La calle atronó de extremo a extremo.

– Un brazo de hombre.

– El brazo del piloto.

– El brazo del inglés. No ha quedado más que el brazo.

– La mano que tiraba las bombas.

– ¡Ah, perro!

– ¡Pobre inglés!

– ¡Desgraciadas, cerrad los ojos!

Aqif Kaxahu agitaba sin cesar el brazo amputado para que todos lo vieran. El brazo tenía la mano abierta.

– Tiene un anillo.

– ¡Mirad, lleva un anillo en el dedo!

– ¡Ah, un anillo! Un anillo en el dedo.

Aqif Kaxahu lanzaba intermitentemente alaridos aterradores. Algunas personas que caminaban junto a él pugnaban por arrebatarle el brazo, pero no lo soltaba.

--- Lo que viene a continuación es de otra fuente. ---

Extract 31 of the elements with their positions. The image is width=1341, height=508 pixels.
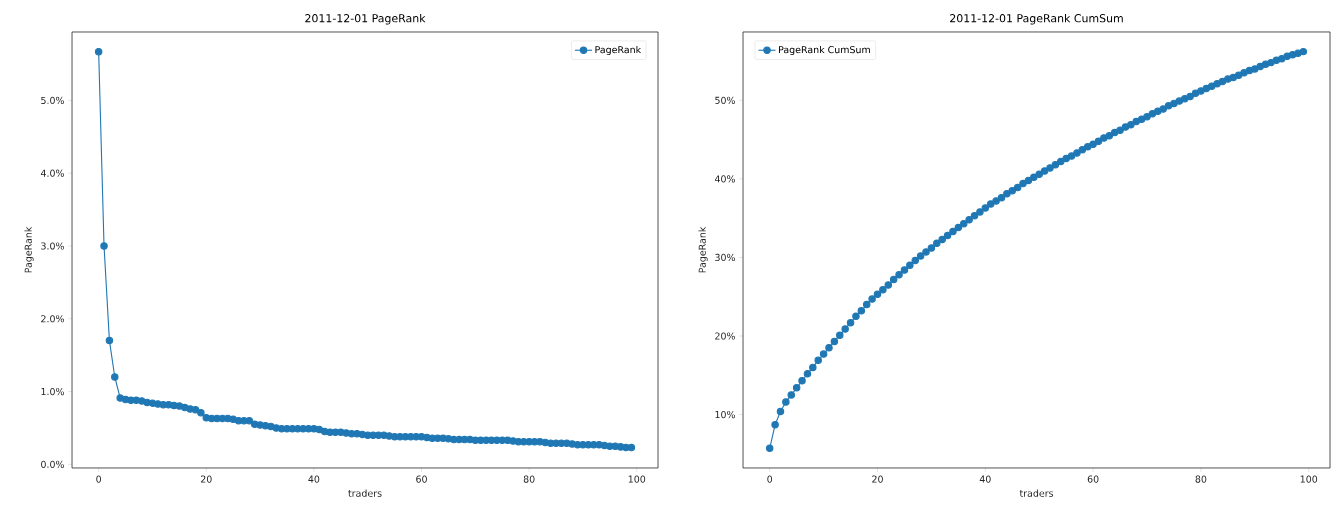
x-tick-label: 40 [308,475,320,483]
x-tick-label: 100 [628,475,646,483]
y-tick-label: 0.0% [41,460,64,468]
y-tick-label: 10% [715,410,735,419]
x-tick-label: 60 [1087,475,1099,483]
x-tick-label: 20 [200,475,212,483]
y-axis-title: PageRank [24,226,34,273]
x-tick-label: 40 [979,475,991,483]
x-tick-label: 60 [416,475,427,483]
x-tick-label: 0 [767,475,773,483]
x-tick-label: 20 [872,475,883,483]
x-tick-label: 80 [1195,475,1207,483]
y-tick-label: 50% [715,96,735,104]
y-tick-label: 3.0% [41,242,64,250]
legend-label: PageRank CumSum [778,45,870,56]
chart-title: 2011-12-01 PageRank CumSum [950,13,1123,25]
y-tick-label: 30% [715,253,735,262]
y-tick-label: 40% [714,175,735,183]
x-tick-label: 0 [96,475,102,483]
x-axis-title: traders [348,489,382,497]
y-tick-label: 20% [715,332,735,340]
x-tick-label: 80 [523,475,535,483]
y-axis-title: PageRank [698,226,708,273]
y-tick-label: 5.0% [41,96,64,104]
legend-label: PageRank [595,45,642,56]
x-axis-title: traders [1019,489,1054,497]
y-tick-label: 1.0% [41,387,64,396]
chart-title: 2011-12-01 PageRank [305,13,426,25]
x-tick-label: 100 [1300,475,1318,483]
y-tick-label: 2.0% [41,315,64,323]
y-tick-label: 4.0% [40,169,64,177]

La mujer de Aqif Kaxahu comenzó a tirarse de los pelos y a gritar desde la ventana.

– Aqif, querido, tira esa mano. Tírala, anda. Es la mano del demonio. ¡Tírala!

– Alguien se desmayó.

– Apartad a los niños -gritaba alguien.

– ¡Dios, apiádate de nosotros!

– Desdichado inglés.

La multitud se alejaba hacia el centro. La mano amputada del piloto, la mano que había castigado a la ciudad, se agitaba temerosa sobre la turba.

FRAGMENTO DE CRÓNICA

– … cia. Propiedad. El viejo pleito de los Angoni contra los Karllashe, interrumpido temporalmente a causa de los bombardeos, se reinició ayer. Derribado el primer avión sobre nuestra ciudad. Se encontró un brazo del piloto. Nuestra ciudad no había presenciado nunca una visión apocalíptica semejante. La multitud enarbolaba el brazo cortado del piloto inglés. Había logrado apresar lo inaprensible, la encarnación del mal, la misma mano del destino fatal, que lleva tantos días castigándonos sin piedad. Reportaje pormenorizado en el próximo número. Sección lingüística. Los señores destructores de la lengua se exceden en su audacia. Después de haber tenido la desvergüenza de sustituir el hermoso vocablo albanés «kredharak» por «submarino», utilizan ahora la palabra extranjera «avión» en lugar del hermoso término albanés «ajror». Vergonzoso. Lista de fallecidos en el último bombardeo: L. Tash., L. Kadaré, M. Chiku, K. Drami, E.